Lequel d’entre eux était le vrai perdant ? Question de point de vue, de système de valeurs aussi. « Ces deux personnage­s représente­nt des facettes différente­s de ma personnali­té », m’avait confié Lepage lors du lancement du film tiré de la pièce. Adolescent dépressif sur sa rue Murray, le futur dramaturge était demeuré rivé devant sa télé deux ans durant, découvrant le premier alunissage (comme tout un chacun) par écran interposé.

Sa signature créative, nourrie d’effets virtuels, est née peut-être de ce décalage entre le réel et son reflet qui marqua si fort cette phase recluse de sa vie. L’aspiration à un ailleurs meilleur fit le reste. Les poètes lunaires ont toujours de bonnes raisons de vouloir s’exiler sur notre satellite, ne serait-ce que pour découvrir sa face grêlée invisible de la Terre ou pour échapper à la loi de la gravité. « Quand on se sert de la lune, on est moins nostalgiqu­e », m’avouait-il.

Buzz Aldrin, héros de l’homme de théâtre québécois, aura arpenté sa surface avec Neil Armstrong. Georges Méliès lui avait envoyé une fusée dans l’oeil dès 1902, Tintin foula son sol avec ses compères et son chien. Quant au Philippe de Lepage, il tourne une vidéo destinée à traverser l’espace pour atteindre on ne sait trop qui, là-haut. Et si on n’était pas les seuls êtres pensants de l’univers ? La question flotte sur ce spectacle-là, comme un espoir.
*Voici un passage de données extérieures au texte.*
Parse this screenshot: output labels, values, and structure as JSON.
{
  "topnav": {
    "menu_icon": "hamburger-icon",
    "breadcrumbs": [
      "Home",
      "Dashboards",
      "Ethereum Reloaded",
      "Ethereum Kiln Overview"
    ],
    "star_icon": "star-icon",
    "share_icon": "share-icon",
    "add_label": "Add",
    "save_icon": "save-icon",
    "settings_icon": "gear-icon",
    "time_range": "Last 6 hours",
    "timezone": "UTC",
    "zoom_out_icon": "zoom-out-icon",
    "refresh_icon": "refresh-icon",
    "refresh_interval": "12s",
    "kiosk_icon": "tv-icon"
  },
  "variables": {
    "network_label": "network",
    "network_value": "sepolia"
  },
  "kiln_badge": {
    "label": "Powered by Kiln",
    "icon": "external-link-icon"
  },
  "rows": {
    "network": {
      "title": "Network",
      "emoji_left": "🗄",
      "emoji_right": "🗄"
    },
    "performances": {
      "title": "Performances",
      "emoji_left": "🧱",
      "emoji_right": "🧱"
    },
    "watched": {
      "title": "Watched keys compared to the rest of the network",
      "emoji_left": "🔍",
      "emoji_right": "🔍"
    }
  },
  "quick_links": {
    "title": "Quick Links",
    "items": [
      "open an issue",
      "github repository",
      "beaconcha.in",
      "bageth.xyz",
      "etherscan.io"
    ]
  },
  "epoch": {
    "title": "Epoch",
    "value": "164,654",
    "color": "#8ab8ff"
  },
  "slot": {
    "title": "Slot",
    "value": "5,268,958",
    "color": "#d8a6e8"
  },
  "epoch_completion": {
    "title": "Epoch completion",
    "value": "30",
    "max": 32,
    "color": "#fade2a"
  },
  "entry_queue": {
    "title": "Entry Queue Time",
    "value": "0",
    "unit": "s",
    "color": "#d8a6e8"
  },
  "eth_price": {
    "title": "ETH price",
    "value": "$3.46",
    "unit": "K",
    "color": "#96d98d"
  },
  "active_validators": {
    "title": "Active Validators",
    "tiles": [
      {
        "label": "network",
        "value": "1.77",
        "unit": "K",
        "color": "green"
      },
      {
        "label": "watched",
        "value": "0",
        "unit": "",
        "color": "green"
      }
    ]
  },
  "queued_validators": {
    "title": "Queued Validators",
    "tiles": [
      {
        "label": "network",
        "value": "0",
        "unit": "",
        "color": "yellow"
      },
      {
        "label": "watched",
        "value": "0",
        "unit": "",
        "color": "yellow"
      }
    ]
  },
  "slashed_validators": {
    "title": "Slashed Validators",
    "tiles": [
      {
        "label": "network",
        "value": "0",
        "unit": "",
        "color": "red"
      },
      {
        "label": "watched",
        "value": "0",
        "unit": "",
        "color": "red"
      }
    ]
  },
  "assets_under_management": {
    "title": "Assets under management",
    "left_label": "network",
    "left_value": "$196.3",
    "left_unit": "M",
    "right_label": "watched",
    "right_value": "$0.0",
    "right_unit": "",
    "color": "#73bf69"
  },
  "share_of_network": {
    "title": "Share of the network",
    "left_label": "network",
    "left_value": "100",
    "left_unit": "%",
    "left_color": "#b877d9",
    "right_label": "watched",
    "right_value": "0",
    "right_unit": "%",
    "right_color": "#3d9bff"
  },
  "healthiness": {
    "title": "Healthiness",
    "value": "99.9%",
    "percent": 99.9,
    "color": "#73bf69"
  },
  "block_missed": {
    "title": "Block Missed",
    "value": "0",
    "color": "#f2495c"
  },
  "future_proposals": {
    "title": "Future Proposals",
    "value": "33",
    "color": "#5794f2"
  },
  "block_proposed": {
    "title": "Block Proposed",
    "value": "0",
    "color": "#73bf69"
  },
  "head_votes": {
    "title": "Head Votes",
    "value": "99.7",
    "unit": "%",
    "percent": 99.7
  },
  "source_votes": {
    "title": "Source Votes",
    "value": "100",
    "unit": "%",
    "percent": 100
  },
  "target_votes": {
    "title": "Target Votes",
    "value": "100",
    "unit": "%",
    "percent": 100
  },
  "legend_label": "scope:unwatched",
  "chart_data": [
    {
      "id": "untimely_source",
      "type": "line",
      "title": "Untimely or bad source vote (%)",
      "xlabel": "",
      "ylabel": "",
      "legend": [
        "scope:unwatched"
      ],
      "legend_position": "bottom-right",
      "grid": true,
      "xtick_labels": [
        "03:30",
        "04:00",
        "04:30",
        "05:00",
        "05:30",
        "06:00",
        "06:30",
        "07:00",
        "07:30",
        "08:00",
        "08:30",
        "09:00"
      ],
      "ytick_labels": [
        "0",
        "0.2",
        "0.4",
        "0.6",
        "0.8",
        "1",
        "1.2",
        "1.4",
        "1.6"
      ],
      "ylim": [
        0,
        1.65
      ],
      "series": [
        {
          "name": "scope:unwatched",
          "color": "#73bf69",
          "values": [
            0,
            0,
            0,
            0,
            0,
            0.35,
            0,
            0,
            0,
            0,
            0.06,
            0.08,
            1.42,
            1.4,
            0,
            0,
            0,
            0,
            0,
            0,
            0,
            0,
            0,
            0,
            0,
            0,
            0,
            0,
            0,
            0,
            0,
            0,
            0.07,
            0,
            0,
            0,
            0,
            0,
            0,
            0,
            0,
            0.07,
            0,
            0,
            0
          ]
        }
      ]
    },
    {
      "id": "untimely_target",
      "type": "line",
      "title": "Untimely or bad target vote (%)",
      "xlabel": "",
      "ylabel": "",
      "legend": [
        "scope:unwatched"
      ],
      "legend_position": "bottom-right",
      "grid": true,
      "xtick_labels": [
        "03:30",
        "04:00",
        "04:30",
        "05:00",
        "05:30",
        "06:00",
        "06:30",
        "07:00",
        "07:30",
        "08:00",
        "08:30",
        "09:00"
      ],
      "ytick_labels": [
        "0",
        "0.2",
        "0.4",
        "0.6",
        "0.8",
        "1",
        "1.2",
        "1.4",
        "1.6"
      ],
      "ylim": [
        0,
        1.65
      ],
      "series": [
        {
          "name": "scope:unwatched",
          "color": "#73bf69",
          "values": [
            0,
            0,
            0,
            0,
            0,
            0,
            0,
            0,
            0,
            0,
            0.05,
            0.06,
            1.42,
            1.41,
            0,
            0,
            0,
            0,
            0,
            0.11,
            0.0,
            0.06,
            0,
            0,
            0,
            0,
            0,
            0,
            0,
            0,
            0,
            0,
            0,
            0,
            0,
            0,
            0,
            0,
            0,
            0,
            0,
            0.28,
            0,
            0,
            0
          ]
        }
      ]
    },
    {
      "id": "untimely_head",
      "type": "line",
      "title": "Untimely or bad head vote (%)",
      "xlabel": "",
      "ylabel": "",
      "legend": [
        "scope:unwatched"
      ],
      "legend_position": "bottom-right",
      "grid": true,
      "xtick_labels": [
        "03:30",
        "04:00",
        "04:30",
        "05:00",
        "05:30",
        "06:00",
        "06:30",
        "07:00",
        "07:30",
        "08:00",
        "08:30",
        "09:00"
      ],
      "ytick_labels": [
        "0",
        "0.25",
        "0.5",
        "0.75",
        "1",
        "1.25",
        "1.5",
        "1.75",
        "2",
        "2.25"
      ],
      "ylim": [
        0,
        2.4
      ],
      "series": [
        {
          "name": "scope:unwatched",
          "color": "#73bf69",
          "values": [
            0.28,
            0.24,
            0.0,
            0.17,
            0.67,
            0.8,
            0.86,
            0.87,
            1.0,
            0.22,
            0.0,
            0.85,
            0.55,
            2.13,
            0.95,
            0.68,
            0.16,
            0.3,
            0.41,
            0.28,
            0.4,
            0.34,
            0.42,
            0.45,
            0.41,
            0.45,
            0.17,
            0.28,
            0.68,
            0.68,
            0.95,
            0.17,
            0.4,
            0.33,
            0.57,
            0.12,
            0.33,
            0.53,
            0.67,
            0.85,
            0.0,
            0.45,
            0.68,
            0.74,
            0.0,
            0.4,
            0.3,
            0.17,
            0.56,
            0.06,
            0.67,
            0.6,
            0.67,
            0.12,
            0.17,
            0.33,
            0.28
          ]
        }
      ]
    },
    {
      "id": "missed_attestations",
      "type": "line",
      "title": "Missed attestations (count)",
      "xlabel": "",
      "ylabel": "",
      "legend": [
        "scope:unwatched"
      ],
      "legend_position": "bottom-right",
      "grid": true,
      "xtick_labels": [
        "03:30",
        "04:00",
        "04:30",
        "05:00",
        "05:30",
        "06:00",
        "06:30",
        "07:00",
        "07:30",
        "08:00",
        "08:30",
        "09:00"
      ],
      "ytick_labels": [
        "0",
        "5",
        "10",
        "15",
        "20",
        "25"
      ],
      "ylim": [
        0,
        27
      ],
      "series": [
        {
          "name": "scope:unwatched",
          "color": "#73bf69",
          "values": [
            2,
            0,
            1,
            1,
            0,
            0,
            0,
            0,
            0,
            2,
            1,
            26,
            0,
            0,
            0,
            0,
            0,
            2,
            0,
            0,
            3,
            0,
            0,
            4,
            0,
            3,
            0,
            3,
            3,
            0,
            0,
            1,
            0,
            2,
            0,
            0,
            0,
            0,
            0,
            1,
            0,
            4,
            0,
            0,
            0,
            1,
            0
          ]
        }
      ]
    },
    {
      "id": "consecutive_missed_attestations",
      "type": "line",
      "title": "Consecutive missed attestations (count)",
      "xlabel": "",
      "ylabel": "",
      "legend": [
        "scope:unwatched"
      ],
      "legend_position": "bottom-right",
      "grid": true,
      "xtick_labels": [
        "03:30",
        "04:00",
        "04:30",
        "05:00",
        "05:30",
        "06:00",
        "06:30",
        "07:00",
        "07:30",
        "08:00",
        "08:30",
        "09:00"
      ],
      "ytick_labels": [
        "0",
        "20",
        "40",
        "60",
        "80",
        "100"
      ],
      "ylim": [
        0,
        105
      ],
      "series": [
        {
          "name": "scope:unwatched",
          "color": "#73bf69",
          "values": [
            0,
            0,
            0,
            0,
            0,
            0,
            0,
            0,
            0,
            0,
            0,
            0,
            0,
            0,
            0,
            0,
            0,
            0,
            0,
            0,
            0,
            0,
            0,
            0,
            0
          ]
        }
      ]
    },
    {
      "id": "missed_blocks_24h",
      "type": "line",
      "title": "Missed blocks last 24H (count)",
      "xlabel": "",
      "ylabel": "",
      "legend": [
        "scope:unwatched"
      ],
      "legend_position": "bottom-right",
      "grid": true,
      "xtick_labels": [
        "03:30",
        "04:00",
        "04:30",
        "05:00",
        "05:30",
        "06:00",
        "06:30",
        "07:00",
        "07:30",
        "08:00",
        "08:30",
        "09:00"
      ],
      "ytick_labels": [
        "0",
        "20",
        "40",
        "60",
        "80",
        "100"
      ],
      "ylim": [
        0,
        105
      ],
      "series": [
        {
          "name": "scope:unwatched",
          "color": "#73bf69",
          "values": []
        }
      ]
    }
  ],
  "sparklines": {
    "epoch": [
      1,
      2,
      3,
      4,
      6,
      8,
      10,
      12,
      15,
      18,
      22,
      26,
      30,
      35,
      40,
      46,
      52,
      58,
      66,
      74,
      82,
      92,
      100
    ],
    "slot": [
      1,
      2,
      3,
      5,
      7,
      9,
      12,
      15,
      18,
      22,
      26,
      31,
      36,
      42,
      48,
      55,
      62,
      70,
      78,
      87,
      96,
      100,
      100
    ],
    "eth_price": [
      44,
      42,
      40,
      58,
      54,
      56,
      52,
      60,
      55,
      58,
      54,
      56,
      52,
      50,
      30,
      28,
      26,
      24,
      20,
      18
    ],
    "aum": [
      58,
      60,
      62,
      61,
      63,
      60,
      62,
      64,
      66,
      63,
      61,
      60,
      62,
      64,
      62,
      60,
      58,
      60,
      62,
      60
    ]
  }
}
Et alors que la Terre souffre, comme en ce moment, proie d’un virus et de tous les maux environnem­entaux, peut-être cette pièce revêtira-t-elle pour nous un nouveau sens, plus inquiet, moins hilarant ? Car ce n’est pas tant La face cachée de la lune qui change à travers les années, mais le regard qu’on pose sur elle et nos bagages chaque fois renouvelés.